Pour parvenir à mesurer et à tarifier la valeur, les entreprises ont besoin de données et donc de la bonne technologie afin de recueillir, d’analyser et de mettre à profit ces données. Les produits connectés offrent aux fabricants une occasion unique de comprendre les modèles de consommation et de concevoir de nouveaux produits (et modèles d’affaires) en fonction des conclusions formulées. Si les efforts de transformation numérique consentis par de nombreux fabricants constituent la base du changement, les entreprises doivent aussi se procurer les renseignements indispensables à la réalisation d’une innovation porteuse en matière de modèle d’affaires. Pour ce faire, ils doivent aller au‑delà de la simple acquisition d’outils. Les chefs de file doivent être prêts à repenser tous les aspects de leurs affaires à travers le prisme des conclusions qu’ils auront tirées de l’analyse de leurs propres données, un atout dont le reste du marché ne dispose pas.
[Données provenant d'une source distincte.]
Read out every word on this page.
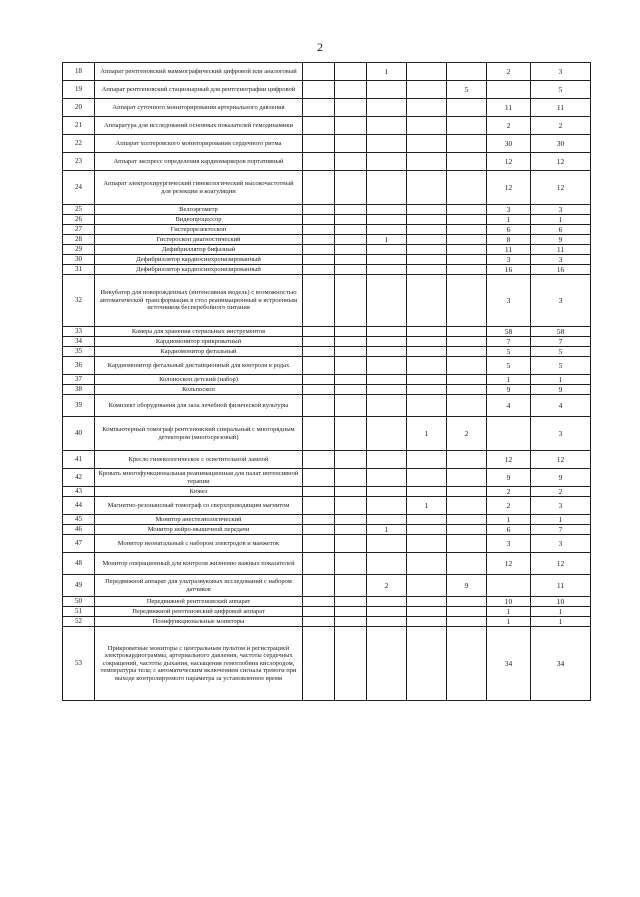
2
18	Аппарат рентгеновский маммографический цифровой или аналоговый			1			2	3
19	Аппарат рентгеновский стационарный для рентгенографии цифровой					5		5
20	Аппарат суточного мониторирования артериального давления						11	11
21	Аппаратура для исследований основных показателей гемодинамики						2	2
22	Аппарат холтеровского мониторирования сердечного ритма						30	30
23	Аппарат экспресс определения кардиомаркеров портативный						12	12
24	Аппарат электрохирургический гинекологический высокочастотный для резекции и коагуляции						12	12
25	Велоэргометр						3	3
26	Видеопроцессор						1	1
27	Гистерорезектоскоп						6	6
28	Гистероскоп диагностический			1			8	9
29	Дефибриллятор бифазный						11	11
30	Дефибриллятор кардиосинхронизированный						3	3
31	Дефибриллятор кардиосинхронизированный						16	16
32	Инкубатор для новорожденных (интенсивная модель) с возможностью автоматической трансформации в стол реанимационный и встроенным источником бесперебойного питания						3	3
33	Камера для хранения стерильных инструментов						58	58
34	Кардиомонитор прикроватный						7	7
35	Кардиомонитор фетальный						5	5
36	Кардиомонитор фетальный дистанционный для контроля в родах						5	5
37	Колоноскоп детский (набор)						1	1
38	Кольпоскоп						9	9
39	Комплект оборудования для зала лечебной физической культуры						4	4
40	Компьютерный томограф рентгеновский спиральный с многорядным детектором (многосрезовый)				1	2		3
41	Кресло гинекологическое с осветительной лампой						12	12
42	Кровать многофункциональная реанимационная для палат интенсивной терапии						9	9
43	Кювез						2	2
44	Магнитно-резонансный томограф со сверхпроводящим магнитом				1		2	3
45	Монитор анестезиологический						1	1
46	Монитор нейро-мышечной передачи			1			6	7
47	Монитор неонатальный с набором электродов и манжеток						3	3
48	Монитор операционный для контроля жизненно важных показателей						12	12
49	Передвижной аппарат для ультразвуковых исследований с набором датчиков			2		9		11
50	Передвижной рентгеновский аппарат						10	10
51	Передвижной рентгеновский цифровой аппарат						1	1
52	Полифункциональные мониторы						1	1
53	Прикроватные мониторы с центральным пультом и регистрацией электрокардиограммы, артериального давления, частоты сердечных сокращений, частоты дыхания, насыщения гемоглобина кислородом, температуры тела; с автоматическим включением сигнала тревоги при выходе контролируемого параметра за установленное время						34	34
Les entreprises de fabrication prospères sont
2,5fois plus susceptibles d’investir dans des données et des technologies plutôt que dans des efforts de réduction des coûts.
Lorsqu’on travaille avec les données de l’utilisateur, la confiance est la clé. Si les fabricants devaient être rémunérés selon la valeur livrée et non selon les unités vendues, les utilisateurs devraient avoir la certitude que les données recueillies via les produits connectés seraient employées à leur avantage autant qu’à celui du fabricant, voire plus. Les clients devraient disposer d’une analyse comptable de la valeur générée et de son alignement sur les prix et les tarifs, ce qui aboutirait idéalement à la création d’un cercle vertueux de communication ouverte avec le fabricant. Grâce à la transparence continue, il est possible de cerner des occasions que les nouveaux modèles d’affaires peuvent cibler.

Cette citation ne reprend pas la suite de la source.